In its quarterly Manufacturing Outlook Survey, the Dallas Fed discovered both factory utilization and shipments down sharply in March, and labor market measures indicated that conditions for workers were weaker for both employment figures and workweek length.

Rey Chavez, President of the San Antonio Manufacturers Association, says the tariffs on key raw materials imported from China and potentially other nations hurt his industry because they drive up prices at a time when buyers, both industrial and consumer, are very price conscious

."Any increases in prices are really going to go to the consumer," he said.  "That is a big concern that we have."

Every single indicator int he manufacturing summery except for one, prices paid for raw materials, is down in the March Dallas Fed survey.  New orders and shipments are down sharply, finish good inventories, hours worked, and, critically, capital expenditures, are also down.

Chavez says another potential challenge is the retaliatory measures that China and other nations are likely to take, which he says will hurt Texas exports.Texas is by far the largest exporting state in the USA."There is a concern on that," he said.  "That will not only affect manufaturers, but that will affect the agricultural business."
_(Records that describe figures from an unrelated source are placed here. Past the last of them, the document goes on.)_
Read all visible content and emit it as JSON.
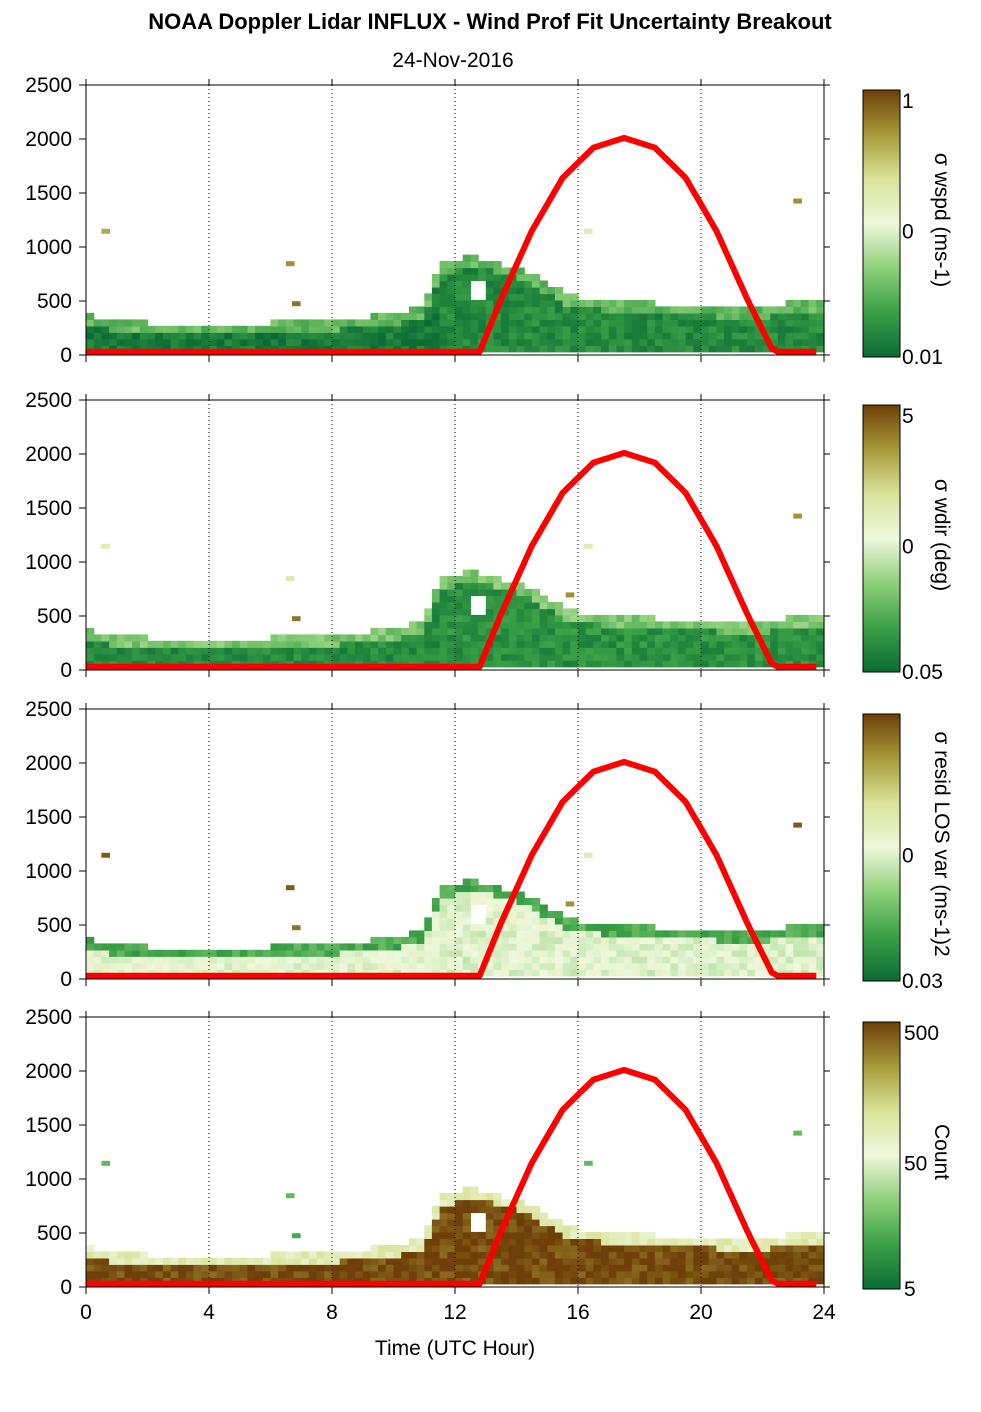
{
  "figure": {
    "title": "NOAA Doppler Lidar INFLUX - Wind Prof Fit Uncertainty Breakout",
    "subtitle": "24-Nov-2016",
    "xlabel": "Time (UTC Hour)"
  },
  "colors": {
    "scale": [
      "#0b6b34",
      "#3aa046",
      "#8fd07a",
      "#eef8dc",
      "#d9e39a",
      "#a89a3a",
      "#6e3f08"
    ],
    "no_data": "#ffffff",
    "sun_curve": "#ff0000"
  },
  "chart_data": [
    {
      "type": "heatmap",
      "panel": "wspd",
      "colorbar_label": "σ wspd (ms-1)",
      "colorbar_ticks": [
        "1",
        "0",
        "0.01"
      ],
      "xlim": [
        0,
        24
      ],
      "ylim": [
        0,
        2500
      ],
      "x_ticks": [
        "0",
        "4",
        "8",
        "12",
        "16",
        "20",
        "24"
      ],
      "y_ticks": [
        "0",
        "500",
        "1000",
        "1500",
        "2000",
        "2500"
      ],
      "grid": "dotted vertical at 4, 8, 12, 16, 20, 24",
      "base_level": 0.05,
      "plume_level": 0.1,
      "top_fringe_level": 0.25,
      "outliers": [
        [
          0.5,
          1150,
          0.8
        ],
        [
          6.5,
          850,
          0.85
        ],
        [
          6.7,
          480,
          0.9
        ],
        [
          23.0,
          1430,
          0.85
        ],
        [
          16.2,
          1150,
          0.6
        ]
      ]
    },
    {
      "type": "heatmap",
      "panel": "wdir",
      "colorbar_label": "σ wdir (deg)",
      "colorbar_ticks": [
        "5",
        "0",
        "0.05"
      ],
      "xlim": [
        0,
        24
      ],
      "ylim": [
        0,
        2500
      ],
      "x_ticks": [
        "0",
        "4",
        "8",
        "12",
        "16",
        "20",
        "24"
      ],
      "y_ticks": [
        "0",
        "500",
        "1000",
        "1500",
        "2000",
        "2500"
      ],
      "base_level": 0.1,
      "plume_level": 0.12,
      "top_fringe_level": 0.3,
      "outliers": [
        [
          0.5,
          1150,
          0.6
        ],
        [
          6.5,
          850,
          0.62
        ],
        [
          6.7,
          480,
          0.9
        ],
        [
          23.0,
          1430,
          0.85
        ],
        [
          16.2,
          1150,
          0.6
        ],
        [
          15.6,
          700,
          0.85
        ]
      ]
    },
    {
      "type": "heatmap",
      "panel": "resid",
      "colorbar_label": "σ resid LOS var (ms-1)2",
      "colorbar_ticks": [
        "0",
        "0.03"
      ],
      "xlim": [
        0,
        24
      ],
      "ylim": [
        0,
        2500
      ],
      "x_ticks": [
        "0",
        "4",
        "8",
        "12",
        "16",
        "20",
        "24"
      ],
      "y_ticks": [
        "0",
        "500",
        "1000",
        "1500",
        "2000",
        "2500"
      ],
      "base_level": 0.5,
      "plume_level": 0.48,
      "top_fringe_level": 0.2,
      "outliers": [
        [
          0.5,
          1150,
          0.95
        ],
        [
          6.5,
          850,
          0.95
        ],
        [
          6.7,
          480,
          0.9
        ],
        [
          23.0,
          1430,
          0.95
        ],
        [
          16.2,
          1150,
          0.6
        ],
        [
          15.6,
          700,
          0.85
        ]
      ]
    },
    {
      "type": "heatmap",
      "panel": "count",
      "colorbar_label": "Count",
      "colorbar_ticks": [
        "500",
        "50",
        "5"
      ],
      "xlim": [
        0,
        24
      ],
      "ylim": [
        0,
        2500
      ],
      "x_ticks": [
        "0",
        "4",
        "8",
        "12",
        "16",
        "20",
        "24"
      ],
      "y_ticks": [
        "0",
        "500",
        "1000",
        "1500",
        "2000",
        "2500"
      ],
      "base_level": 0.98,
      "plume_level": 0.98,
      "top_fringe_level": 0.6,
      "outliers": [
        [
          0.5,
          1150,
          0.25
        ],
        [
          6.5,
          850,
          0.25
        ],
        [
          6.7,
          480,
          0.2
        ],
        [
          23.0,
          1430,
          0.25
        ],
        [
          16.2,
          1150,
          0.25
        ]
      ]
    }
  ],
  "boundary_layer_top": {
    "hours": [
      0,
      1,
      2,
      3,
      4,
      5,
      6,
      7,
      8,
      9,
      10,
      11,
      11.5,
      12,
      12.5,
      13,
      13.5,
      14,
      14.5,
      15,
      15.5,
      16,
      17,
      18,
      19,
      20,
      21,
      22,
      23,
      23.8
    ],
    "heights": [
      340,
      300,
      270,
      260,
      250,
      260,
      270,
      280,
      300,
      320,
      350,
      420,
      800,
      860,
      880,
      860,
      820,
      780,
      720,
      640,
      560,
      500,
      480,
      460,
      440,
      430,
      420,
      420,
      460,
      480
    ]
  },
  "sun_elevation_curve": {
    "description_levels": "red curve plotted on height axis",
    "hours": [
      0,
      12.8,
      13.5,
      14.5,
      15.5,
      16.5,
      17.5,
      18.5,
      19.5,
      20.5,
      21.5,
      22.3,
      22.5,
      24
    ],
    "heights": [
      30,
      30,
      520,
      1150,
      1640,
      1920,
      2010,
      1920,
      1640,
      1150,
      520,
      60,
      30,
      30
    ]
  }
}
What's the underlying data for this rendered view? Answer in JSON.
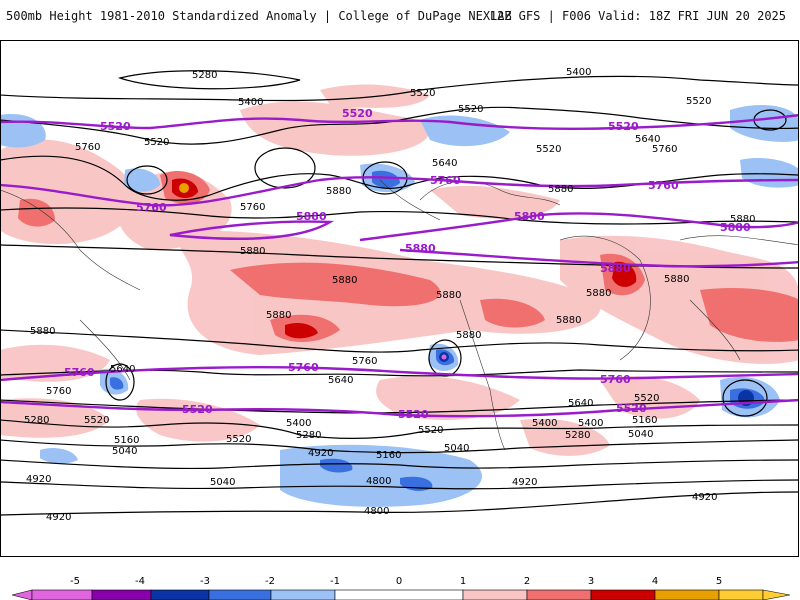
{
  "header": {
    "title_left": "500mb Height 1981-2010 Standardized Anomaly | College of DuPage NEXLAB",
    "title_right": "12Z GFS | F006 Valid: 18Z FRI JUN 20 2025"
  },
  "contour_labels_black": [
    "5280",
    "5400",
    "5520",
    "5520",
    "5520",
    "5400",
    "5520",
    "5640",
    "5520",
    "5760",
    "5760",
    "5640",
    "5880",
    "5760",
    "5880",
    "5880",
    "5880",
    "5880",
    "5880",
    "5880",
    "5880",
    "5880",
    "5880",
    "5880",
    "5880",
    "5760",
    "5640",
    "5640",
    "5520",
    "5760",
    "5640",
    "5400",
    "5520",
    "5280",
    "5160",
    "5040",
    "4920",
    "5280",
    "5400",
    "5520",
    "5400",
    "5520",
    "5280",
    "5160",
    "5040",
    "5040",
    "4920",
    "4920",
    "4800",
    "4800",
    "5040",
    "4920",
    "4920",
    "5040",
    "5160",
    "5280",
    "5400",
    "5520"
  ],
  "contour_labels_purple": [
    "5520",
    "5520",
    "5520",
    "5760",
    "5760",
    "5760",
    "5880",
    "5880",
    "5880",
    "5880",
    "5880",
    "5760",
    "5760",
    "5760",
    "5520",
    "5520",
    "5520"
  ],
  "colorbar": {
    "ticks": [
      "-5",
      "-4",
      "-3",
      "-2",
      "-1",
      "0",
      "1",
      "2",
      "3",
      "4",
      "5"
    ],
    "colors": {
      "lt_m5": "#e066e0",
      "m5_m4": "#8800aa",
      "m4_m3": "#0a33a6",
      "m3_m2": "#3a6fe0",
      "m2_m1": "#9bc1f5",
      "m1_0": "#ffffff",
      "0_1": "#ffffff",
      "1_2": "#f9c4c4",
      "2_3": "#f07070",
      "3_4": "#cc0000",
      "4_5": "#e8a000",
      "gt_5": "#ffcc33"
    }
  }
}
The Dallas Fed reports that despite this weakness, there is still optimism in the sector, with leading indicators of company outlook and federal business activity trending upward, as they have for the last 19 months.

Chavez says there are trade imbalances which need to be rectified, and he hopes that the tariffs are a short term negotiating strategy by President Trump to restart talks toward 'fairer' trade agreements."I think that is what the overall game plan is," he said.  "We have our fingers crossed that that will happen."